Since airing, "The Man in the Blue Flannel Pants" has been generally received as being average in quality by television critics. The A.V. Clubs Hayden Childs gave the episode an overall rating of B− and found that the episode "wasn’t particularly funny but neither was it particularly bad." He praised the episode for "a strong storyline" and "elements that often crop up in the better episodes, like a focus that does not stray too far from the Simpson family and a B-plot that works". Despite this, he felt that the "jokes are so low-key and mild that the episode zooms by without raising a single chuckle or smirk." Similarly, Jason Hughes of AOL TV commented that "[w]hile it was a charming enough episode, there were no stand-out moments of clever satire or unexpected twists." Ology's Josh Harrison was slightly more negative and thought the episode was "charming but a bit of a comic flop". He concluded that the episode was nothing special and gave the episode a rating of six out of ten.

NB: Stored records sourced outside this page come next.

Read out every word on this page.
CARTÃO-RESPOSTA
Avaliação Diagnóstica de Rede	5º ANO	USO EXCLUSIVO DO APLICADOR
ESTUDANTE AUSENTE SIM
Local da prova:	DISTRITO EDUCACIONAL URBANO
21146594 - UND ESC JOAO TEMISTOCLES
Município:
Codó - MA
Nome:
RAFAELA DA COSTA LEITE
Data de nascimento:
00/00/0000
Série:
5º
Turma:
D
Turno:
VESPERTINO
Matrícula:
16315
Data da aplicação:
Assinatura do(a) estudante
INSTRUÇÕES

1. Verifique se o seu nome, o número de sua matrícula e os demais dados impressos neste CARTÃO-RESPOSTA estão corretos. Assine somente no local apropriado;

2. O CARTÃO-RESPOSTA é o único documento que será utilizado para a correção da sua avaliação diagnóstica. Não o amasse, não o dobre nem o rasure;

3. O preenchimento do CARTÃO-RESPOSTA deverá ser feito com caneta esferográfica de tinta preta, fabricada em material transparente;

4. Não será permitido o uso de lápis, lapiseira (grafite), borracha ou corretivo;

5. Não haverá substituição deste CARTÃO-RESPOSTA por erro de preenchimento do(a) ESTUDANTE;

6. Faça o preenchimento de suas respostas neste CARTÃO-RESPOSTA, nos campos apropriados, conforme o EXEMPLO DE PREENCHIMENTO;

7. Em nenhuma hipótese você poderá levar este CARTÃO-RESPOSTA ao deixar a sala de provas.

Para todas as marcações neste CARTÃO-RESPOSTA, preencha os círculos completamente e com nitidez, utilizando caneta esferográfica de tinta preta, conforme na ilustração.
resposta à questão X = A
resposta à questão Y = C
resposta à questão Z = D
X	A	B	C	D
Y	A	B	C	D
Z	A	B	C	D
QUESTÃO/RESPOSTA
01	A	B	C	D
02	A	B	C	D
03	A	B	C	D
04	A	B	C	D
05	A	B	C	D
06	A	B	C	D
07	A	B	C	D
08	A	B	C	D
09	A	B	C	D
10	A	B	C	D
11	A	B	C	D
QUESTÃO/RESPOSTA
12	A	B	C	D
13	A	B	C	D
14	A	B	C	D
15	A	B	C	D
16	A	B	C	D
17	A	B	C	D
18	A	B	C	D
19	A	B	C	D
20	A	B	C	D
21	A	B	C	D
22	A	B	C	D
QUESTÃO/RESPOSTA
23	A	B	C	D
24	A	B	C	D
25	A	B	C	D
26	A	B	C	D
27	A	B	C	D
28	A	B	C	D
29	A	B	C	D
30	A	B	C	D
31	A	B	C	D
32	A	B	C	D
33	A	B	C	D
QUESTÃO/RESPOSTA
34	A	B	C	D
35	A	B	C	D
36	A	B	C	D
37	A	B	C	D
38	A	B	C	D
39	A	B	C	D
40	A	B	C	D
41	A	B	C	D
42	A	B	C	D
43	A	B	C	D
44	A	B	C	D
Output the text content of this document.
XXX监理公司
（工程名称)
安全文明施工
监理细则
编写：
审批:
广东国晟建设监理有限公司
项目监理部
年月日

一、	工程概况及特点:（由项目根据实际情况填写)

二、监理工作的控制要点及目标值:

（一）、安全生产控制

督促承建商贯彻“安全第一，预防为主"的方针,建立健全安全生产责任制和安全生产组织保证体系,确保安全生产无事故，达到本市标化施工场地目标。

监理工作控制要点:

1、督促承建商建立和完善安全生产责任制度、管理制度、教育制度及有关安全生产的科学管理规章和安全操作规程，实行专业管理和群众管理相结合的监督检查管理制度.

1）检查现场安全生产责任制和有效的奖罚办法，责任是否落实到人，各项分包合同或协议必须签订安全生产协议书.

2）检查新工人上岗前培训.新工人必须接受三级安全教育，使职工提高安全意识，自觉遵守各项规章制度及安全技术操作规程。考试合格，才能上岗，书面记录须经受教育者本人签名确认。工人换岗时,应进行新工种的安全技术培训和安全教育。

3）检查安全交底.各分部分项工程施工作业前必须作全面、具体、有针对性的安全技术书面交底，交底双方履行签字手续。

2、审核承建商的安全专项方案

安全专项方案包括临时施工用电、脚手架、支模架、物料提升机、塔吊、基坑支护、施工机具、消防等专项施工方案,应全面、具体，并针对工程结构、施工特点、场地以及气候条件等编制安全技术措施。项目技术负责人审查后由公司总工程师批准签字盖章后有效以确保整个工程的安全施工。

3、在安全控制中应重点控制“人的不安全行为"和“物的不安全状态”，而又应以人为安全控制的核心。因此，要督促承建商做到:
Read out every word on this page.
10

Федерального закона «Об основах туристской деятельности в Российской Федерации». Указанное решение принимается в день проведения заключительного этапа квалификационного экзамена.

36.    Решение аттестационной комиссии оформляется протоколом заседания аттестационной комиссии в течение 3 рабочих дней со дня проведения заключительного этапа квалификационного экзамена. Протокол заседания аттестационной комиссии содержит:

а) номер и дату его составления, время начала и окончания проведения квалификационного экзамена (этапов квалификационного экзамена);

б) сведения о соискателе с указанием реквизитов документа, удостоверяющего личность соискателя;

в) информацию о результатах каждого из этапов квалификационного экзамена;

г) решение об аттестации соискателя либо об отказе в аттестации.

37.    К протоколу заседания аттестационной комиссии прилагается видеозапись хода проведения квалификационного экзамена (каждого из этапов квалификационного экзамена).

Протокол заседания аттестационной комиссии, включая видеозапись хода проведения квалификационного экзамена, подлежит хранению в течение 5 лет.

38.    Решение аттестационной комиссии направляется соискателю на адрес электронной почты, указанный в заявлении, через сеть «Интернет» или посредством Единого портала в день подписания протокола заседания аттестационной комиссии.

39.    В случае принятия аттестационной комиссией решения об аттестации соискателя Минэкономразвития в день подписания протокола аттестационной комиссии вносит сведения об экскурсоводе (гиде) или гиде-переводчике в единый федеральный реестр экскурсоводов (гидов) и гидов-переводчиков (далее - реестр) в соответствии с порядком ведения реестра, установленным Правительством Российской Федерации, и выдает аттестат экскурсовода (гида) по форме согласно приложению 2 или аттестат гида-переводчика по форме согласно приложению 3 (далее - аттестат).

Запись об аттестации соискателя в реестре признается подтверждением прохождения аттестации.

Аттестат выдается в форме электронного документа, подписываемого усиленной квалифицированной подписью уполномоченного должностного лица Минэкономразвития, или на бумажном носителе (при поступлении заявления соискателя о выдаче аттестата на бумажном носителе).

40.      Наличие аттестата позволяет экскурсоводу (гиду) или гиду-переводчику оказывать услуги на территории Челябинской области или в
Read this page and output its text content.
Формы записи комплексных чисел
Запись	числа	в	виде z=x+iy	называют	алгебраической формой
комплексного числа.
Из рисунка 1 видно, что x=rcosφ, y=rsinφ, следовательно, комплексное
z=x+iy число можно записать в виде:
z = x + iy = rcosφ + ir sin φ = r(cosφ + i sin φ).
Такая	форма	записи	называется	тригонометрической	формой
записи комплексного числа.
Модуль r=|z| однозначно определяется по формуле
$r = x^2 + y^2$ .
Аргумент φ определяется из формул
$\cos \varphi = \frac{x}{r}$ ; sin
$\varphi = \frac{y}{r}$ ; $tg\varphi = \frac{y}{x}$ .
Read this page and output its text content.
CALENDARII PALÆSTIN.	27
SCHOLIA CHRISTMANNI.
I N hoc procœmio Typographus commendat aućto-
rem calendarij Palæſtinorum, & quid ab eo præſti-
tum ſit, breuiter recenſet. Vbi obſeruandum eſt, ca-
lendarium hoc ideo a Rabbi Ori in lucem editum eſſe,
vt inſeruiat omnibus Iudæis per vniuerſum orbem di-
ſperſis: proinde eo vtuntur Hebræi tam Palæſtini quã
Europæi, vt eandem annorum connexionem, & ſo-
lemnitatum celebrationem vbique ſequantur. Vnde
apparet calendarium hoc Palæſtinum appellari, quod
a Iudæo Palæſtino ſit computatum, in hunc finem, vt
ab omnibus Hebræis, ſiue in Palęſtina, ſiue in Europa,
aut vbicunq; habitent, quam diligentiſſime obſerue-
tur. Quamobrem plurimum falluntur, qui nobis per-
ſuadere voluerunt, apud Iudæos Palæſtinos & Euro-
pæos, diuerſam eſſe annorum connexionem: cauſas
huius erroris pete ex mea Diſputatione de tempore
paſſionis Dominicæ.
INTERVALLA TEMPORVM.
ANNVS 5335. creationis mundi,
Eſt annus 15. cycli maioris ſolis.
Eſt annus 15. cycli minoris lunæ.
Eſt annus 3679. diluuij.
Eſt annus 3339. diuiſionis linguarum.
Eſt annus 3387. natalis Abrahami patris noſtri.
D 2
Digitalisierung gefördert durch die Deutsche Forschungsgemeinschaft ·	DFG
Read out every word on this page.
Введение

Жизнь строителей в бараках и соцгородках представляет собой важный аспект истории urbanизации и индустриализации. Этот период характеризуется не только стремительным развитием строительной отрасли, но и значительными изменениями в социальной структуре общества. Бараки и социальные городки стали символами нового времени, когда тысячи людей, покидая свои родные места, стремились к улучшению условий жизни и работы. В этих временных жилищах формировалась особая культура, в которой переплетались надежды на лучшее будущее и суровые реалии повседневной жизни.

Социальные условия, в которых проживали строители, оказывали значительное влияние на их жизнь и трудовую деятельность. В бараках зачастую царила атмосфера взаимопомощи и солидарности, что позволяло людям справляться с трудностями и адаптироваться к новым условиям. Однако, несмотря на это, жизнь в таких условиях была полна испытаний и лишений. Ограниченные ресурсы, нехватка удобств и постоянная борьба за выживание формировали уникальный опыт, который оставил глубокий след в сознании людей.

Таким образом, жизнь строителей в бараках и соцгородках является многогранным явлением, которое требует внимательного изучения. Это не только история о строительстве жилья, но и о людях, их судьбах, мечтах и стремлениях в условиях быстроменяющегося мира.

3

On the Mad Men parody, Childs found comedic potential in Homer's transformation into Don Draper, but concluded that this was "where the episode could have gotten very funny very fast, but it doesn’t bring any of these jokes home." He further elaborated that "Don Draper is a sad character, true, but there is some real comic potential in his pretensions and vanity. The writers are tapping into this aspect of his characterization to a small degree, but they aren’t really satirizing it." Hughes was not impressed with the Mad Men parody and sarcastically stated that the spoof was "so sharp, you'll swear it's 2008".